By OMAR AKOUR, Associated Press
Published: February 23, 2022, 5:30pm
2 Photos
This photo provided by Jordan Tourism Ministry shows two carved standing stones at a remote Neolithic site in Jordan's eastern desert.  A team of Jordanian and French archaeologists said Tuesday, Feb. 22, 2022,  that it had found a roughly 9,000-year-old shrine.  The ritual complex was found in a Neolithic campsite near large structures known as "desert kites," or mass traps that are believed to have been used to corral wild gazelles for slaughter.
This photo provided by Jordan Tourism Ministry shows two carved standing stones at a remote Neolithic site in Jordan's eastern desert. A team of Jordanian and French archaeologists said Tuesday, Feb. 22, 2022, that it had found a roughly 9,000-year-old shrine. The ritual complex was found in a Neolithic campsite near large structures known as "desert kites," or mass traps that are believed to have been used to corral wild gazelles for slaughter. (Tourism Ministry via AP) (Jordan Tourism Ministry photos) Photo Gallery

AMMAN, Jordan — A team of Jordanian and French archaeologists said Tuesday that it had found a roughly 9,000-year-old shrine at a remote Neolithic site in Jordan’s eastern desert.

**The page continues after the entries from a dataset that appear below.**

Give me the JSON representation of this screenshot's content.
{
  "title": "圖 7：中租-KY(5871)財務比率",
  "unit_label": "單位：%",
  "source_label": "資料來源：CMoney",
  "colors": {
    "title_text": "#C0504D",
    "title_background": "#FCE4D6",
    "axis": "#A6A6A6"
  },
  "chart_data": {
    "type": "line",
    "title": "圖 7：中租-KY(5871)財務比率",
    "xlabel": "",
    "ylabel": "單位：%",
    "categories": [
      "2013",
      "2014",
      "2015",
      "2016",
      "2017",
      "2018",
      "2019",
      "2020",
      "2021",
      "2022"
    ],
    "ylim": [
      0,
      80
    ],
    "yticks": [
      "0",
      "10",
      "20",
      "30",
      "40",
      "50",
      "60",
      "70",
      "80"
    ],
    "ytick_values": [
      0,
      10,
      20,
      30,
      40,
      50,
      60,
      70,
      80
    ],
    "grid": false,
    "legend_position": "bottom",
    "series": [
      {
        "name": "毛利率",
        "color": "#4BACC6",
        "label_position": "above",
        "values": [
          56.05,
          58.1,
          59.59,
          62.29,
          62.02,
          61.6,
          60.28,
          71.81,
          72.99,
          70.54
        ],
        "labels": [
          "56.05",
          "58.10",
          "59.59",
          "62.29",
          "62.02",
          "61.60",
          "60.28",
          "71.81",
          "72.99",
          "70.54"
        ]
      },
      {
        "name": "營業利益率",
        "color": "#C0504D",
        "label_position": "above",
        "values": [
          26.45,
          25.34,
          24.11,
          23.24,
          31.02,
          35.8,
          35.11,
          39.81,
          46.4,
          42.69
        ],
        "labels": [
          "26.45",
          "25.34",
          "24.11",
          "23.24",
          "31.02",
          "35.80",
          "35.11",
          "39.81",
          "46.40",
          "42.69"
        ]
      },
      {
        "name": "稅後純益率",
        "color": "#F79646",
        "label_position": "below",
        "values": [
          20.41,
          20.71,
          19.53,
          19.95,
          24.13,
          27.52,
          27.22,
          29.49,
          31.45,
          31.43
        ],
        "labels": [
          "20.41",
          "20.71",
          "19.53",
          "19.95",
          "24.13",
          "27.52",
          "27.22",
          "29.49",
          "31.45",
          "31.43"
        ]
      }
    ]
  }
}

The ritual complex was found in a Neolithic campsite near large structures known as “desert kites,” or mass traps that are believed to have been used to corral wild gazelles for slaughter.

Such traps consist of two or more long stone walls converging toward an enclosure and are found scattered across the deserts of the Middle East.

“The site is unique, first because of its preservation state,” said Jordanian archaeologist Wael Abu-Azziza, co-director of the project. “It’s 9,000 years old and everything was almost intact.”

Within the shrine were two carved standing stones bearing anthropomorphic figures, one accompanied by a representation of the “desert kite,” as well as an altar, hearth, marine shells and miniature model of the gazelle trap.

The researchers said in a statement that the shrine “sheds an entire new light on the symbolism, artistic expression as well as spiritual culture of these hitherto unknown Neolithic populations.”

The proximity of the site to the traps suggests the inhabitants were specialized hunters and that the traps were “the center of their cultural, economic and even symbolic life in this marginal zone,” the statement said.